Let’s try it. Here’s a trace of the Newton program’s progress toward the square root of 2 from an initial guess of 1/2, followed by the Notwen program’s attempt to recover that guess:
x0 = 1/2
x1 = 9/4
x2 = 113/72
x3 = 23137/16272
x4 = 1064876737/752970528
x5 = 2267891697076964737/1603641597827614272
x4 = 1064876737/752970528
x3 = 23137/16272
x2 = 113/72
x1 = 9/4
x0 = 4
Everything goes smoothly until the very last step, when Notwen suddenly goes off the rails; applied to 9/4, it returns 4 instead of 1/2. How come? This is not just some minor bug or oversight in the program. The problem is that every quadratic equation has two roots—as indicated by the plus-or-minus symbol in the quadratic formula—and we have arbitrarily been choosing just one of those solutions, namely the larger one. That choice gives correct results as long as x0 is greater than the square root of n, but not otherwise. To apply the method more generally, we would need some scheme for keeping track of which root to choose on each iteration.
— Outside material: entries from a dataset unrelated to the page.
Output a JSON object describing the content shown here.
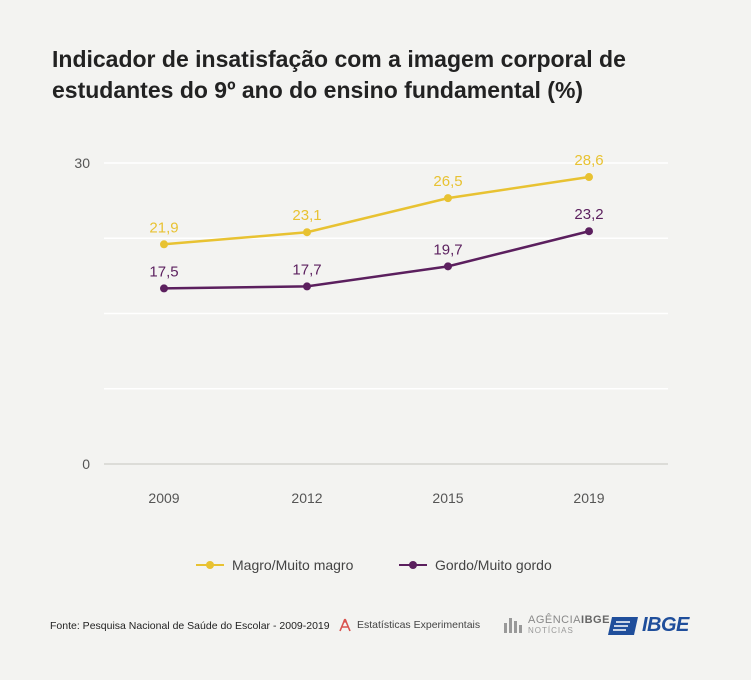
{
  "title": "Indicador de insatisfação com a imagem corporal de estudantes do 9º ano do ensino fundamental (%)",
  "chart_data": {
    "type": "line",
    "title": "Indicador de insatisfação com a imagem corporal de estudantes do 9º ano do ensino fundamental (%)",
    "categories": [
      "2009",
      "2012",
      "2015",
      "2019"
    ],
    "ylim": [
      0,
      30
    ],
    "yticks": [
      "0",
      "30"
    ],
    "grid": true,
    "legend": "bottom",
    "series": [
      {
        "name": "Magro/Muito magro",
        "values": [
          21.9,
          23.1,
          26.5,
          28.6
        ],
        "labels": [
          "21,9",
          "23,1",
          "26,5",
          "28,6"
        ],
        "color": "#e8c232"
      },
      {
        "name": "Gordo/Muito gordo",
        "values": [
          17.5,
          17.7,
          19.7,
          23.2
        ],
        "labels": [
          "17,5",
          "17,7",
          "19,7",
          "23,2"
        ],
        "color": "#5b1f5e"
      }
    ]
  },
  "footer": {
    "source": "Fonte: Pesquisa Nacional de Saúde do Escolar - 2009-2019",
    "experimental": "Estatísticas Experimentais",
    "agencia_brand": "AGÊNCIA",
    "agencia_bold": "IBGE",
    "agencia_sub": "NOTÍCIAS",
    "ibge_logo": "IBGE",
    "icons": [
      "experimental-icon",
      "agencia-logo-icon",
      "ibge-logo-icon"
    ]
  }
}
The same is true of the “forward” algorithm for extracting square roots: After all, every number has two square roots, and the Newton method will converge on the negative one if given a negative initial guess.
With these bifurcations at every step, a square-root program becomes a lot more complicated than it seems on the surface, whether you run it forward or backward. That really shouldn’t come as a surprise. Algorithms only a little more elaborate—they derive from cubic equations rather than quadratic ones—underly the famous Julia and Mandelbrot sets, the very emblems and icons of complexity.
Afterthought: To reverse the Newton algorithm for extracting a square root, we have to extract a square root. Aha! We can use the Newton algorithm to calculate its own inverse! Lamentably, it won’t work. The one thing Newton’s method is no good at is finding the exact square root of a perfect square—and that’s just what we need in this case. The successive approximations of the Newton algorithm converge very quickly on the correct value, but they never actually get there.
Afterafterthought. I have discovered (or rediscovered, or remembered—it’s hard to say which) that Baker also discussed the Newton square-root algorithm in several installments of his “Garbage In/Garbage Out” column in ACM SIGPLAN Notices (the newsletter of the Association for Computing Machinery’s Special Interest Group on Programming Languages). Here are the references:
- Baker, Henry G. 1998. Garbage In/Garbage Out: You could learn a lot from a quadratic: overloading considered harmful. ACM SIGPLAN Notices 33(1):30–38.
- Baker, Henry G. 1998. Garbage In/Garbage Out: You could learn a lot from a quadratic: II: digital dentistry. ACM SIGPLAN Notices 33(2):34–39.
- Baker, Henry G. 1998. Garbage In/Garbage Out: March Möbius madness with a polynomial PostScript. ACM SIGPLAN Notices 33(3):24–35.
- Baker, Henry G. 1998. Garbage In/Garbage Out: You could learn a lot from a quadratic: Newton squares the circle. ACM SIGPLAN Notices 33(6):27–31.
Finally, while searching for these titles, I have also “discovered” yet another Baker article that has much to say about reversibility in computing systems:
- Baker, Henry G. 1994. Thermodynamics and garbage collection. ACM SIGPLAN Notices 29(4):58–63.